Et puis surtout pourquoi un soudard de la françafrique sur le retour, sans doute riche, vieillissant, pourquoi se met-il sur le dos une affaire pareille ? En principe il en a maintenant pour des années de procédure judiciaire, des haines féroces jusqu’à la fin de ses jours et des embrouilles qu’il emmènera dans les feux de l’enfer. Est-il en service commandé du genre je me sacrifie en dénonçant, ce que tout le monde sait, pour nuire définitivement ? On a tout de même du mal à croire à la version de l’intéressé qui explique dans JDD :
Pourquoi prendre la parole aujourd’hui ?
Avant toute chose, je veux dire que je parle en mon nom personnel, je ne suis mandaté par personne. Pierre Péan, que je connais depuis vingt ans, est venu me voir pour son enquête sur Alexandre Djouhri et, de fil en aiguille, nous avons un peu parlé de quelqu’un que je connais bien, Dominique de Villepin. Depuis quelques jours, j’observe, je lis et j’entends les commentaires de ce dernier sur l’enquête de Pierre Péan. Trop, c’est trop. À 66 ans, j’en ai assez des donneurs de leçon et des leçons de morale… J’ai décidé de jeter à terre ma tunique de Nessus[1], cet habit qui me porte malheur et que je n’ai jamais mérité.

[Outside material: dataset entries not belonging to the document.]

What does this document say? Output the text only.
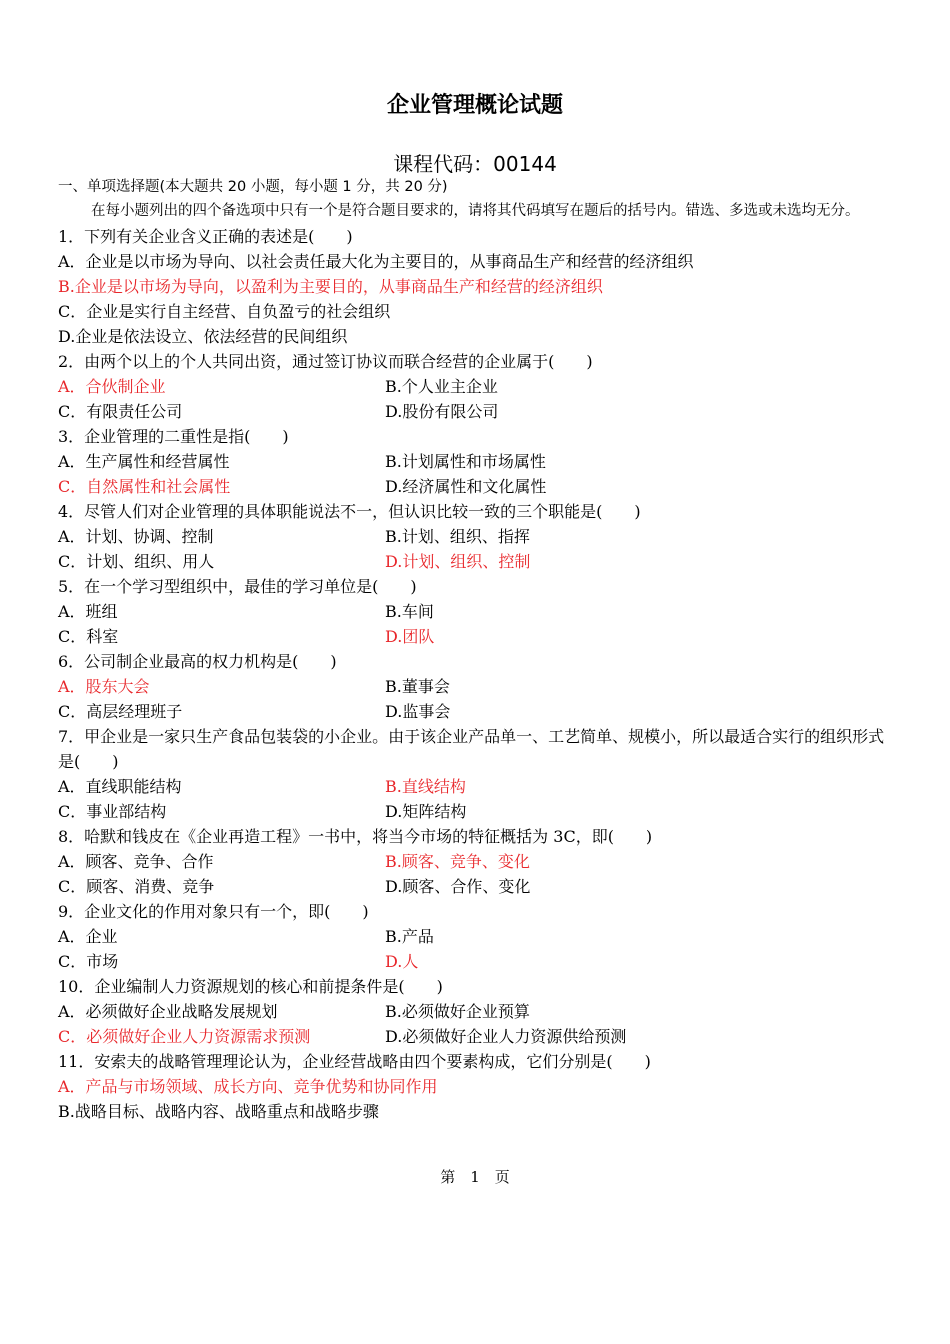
企业管理概论试题
课程代码：00144
一、单项选择题(本大题共 20 小题，每小题 1 分，共 20 分)
在每小题列出的四个备选项中只有一个是符合题目要求的，请将其代码填写在题后的括号内。错选、多选或未选均无分。
1．下列有关企业含义正确的表述是(　　)
A．企业是以市场为导向、以社会责任最大化为主要目的，从事商品生产和经营的经济组织
B.企业是以市场为导向，以盈利为主要目的，从事商品生产和经营的经济组织
C．企业是实行自主经营、自负盈亏的社会组织
D.企业是依法设立、依法经营的民间组织
2．由两个以上的个人共同出资，通过签订协议而联合经营的企业属于(　　)
A．合伙制企业	B.个人业主企业
C．有限责任公司	D.股份有限公司
3．企业管理的二重性是指(　　)
A．生产属性和经营属性	B.计划属性和市场属性
C．自然属性和社会属性	D.经济属性和文化属性
4．尽管人们对企业管理的具体职能说法不一，但认识比较一致的三个职能是(　　)
A．计划、协调、控制	B.计划、组织、指挥
C．计划、组织、用人	D.计划、组织、控制
5．在一个学习型组织中，最佳的学习单位是(　　)
A．班组	B.车间
C．科室	D.团队
6．公司制企业最高的权力机构是(　　)
A．股东大会	B.董事会
C．高层经理班子	D.监事会
7．甲企业是一家只生产食品包装袋的小企业。由于该企业产品单一、工艺简单、规模小，所以最适合实行的组织形式是(　　)
A．直线职能结构	B.直线结构
C．事业部结构	D.矩阵结构
8．哈默和钱皮在《企业再造工程》一书中，将当今市场的特征概括为 3C，即(　　)
A．顾客、竞争、合作	B.顾客、竞争、变化
C．顾客、消费、竞争	D.顾客、合作、变化
9．企业文化的作用对象只有一个，即(　　)
A．企业	B.产品
C．市场	D.人
10．企业编制人力资源规划的核心和前提条件是(　　)
A．必须做好企业战略发展规划	B.必须做好企业预算
C．必须做好企业人力资源需求预测	D.必须做好企业人力资源供给预测
11．安索夫的战略管理理论认为，企业经营战略由四个要素构成，它们分别是(　　)
A．产品与市场领域、成长方向、竞争优势和协同作用
B.战略目标、战略内容、战略重点和战略步骤
第　1　页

JDD – Journal du dimanche (11/09/2011)
Comme si le Bourgi se sentait
soudain investi d’une mission de purification de la politique française à la corruption
de laquelle il a travaillé toute sa vie avec efficacité et persévérance… C’est
un peu difficile à avaler.
[1] La « tunique
de Nessus » fait référence à Nessus, le centaure qui fit traverser le
fleuve à la femme d’Hercule, Déjanire, avant d’être tué par ce dernier car il,
au milieu du fleuve, il manifesta des intentions séductrices à l’égard de son
épouse. Avant de mourir il lui remit sa tunique tâchée de son sang et supposée ramener
son mari à elle en cas d’infidélité de celui-ci. Un jour Déjanire remit la tunique
à Hercule qu’elle soupçonnait de la tromper, celui-ci la porta et fut
immédiatement consumé de l’intérieur par cette tunique, Déjanire se suicida
devant le mal fait à son mari pendant que celui-ci demandait qu’on l’immole
pout mettre fin à ses souffrances. La tunique n’était donc pas un élixir d’amour
mais une arme pour tuer l’infidèle.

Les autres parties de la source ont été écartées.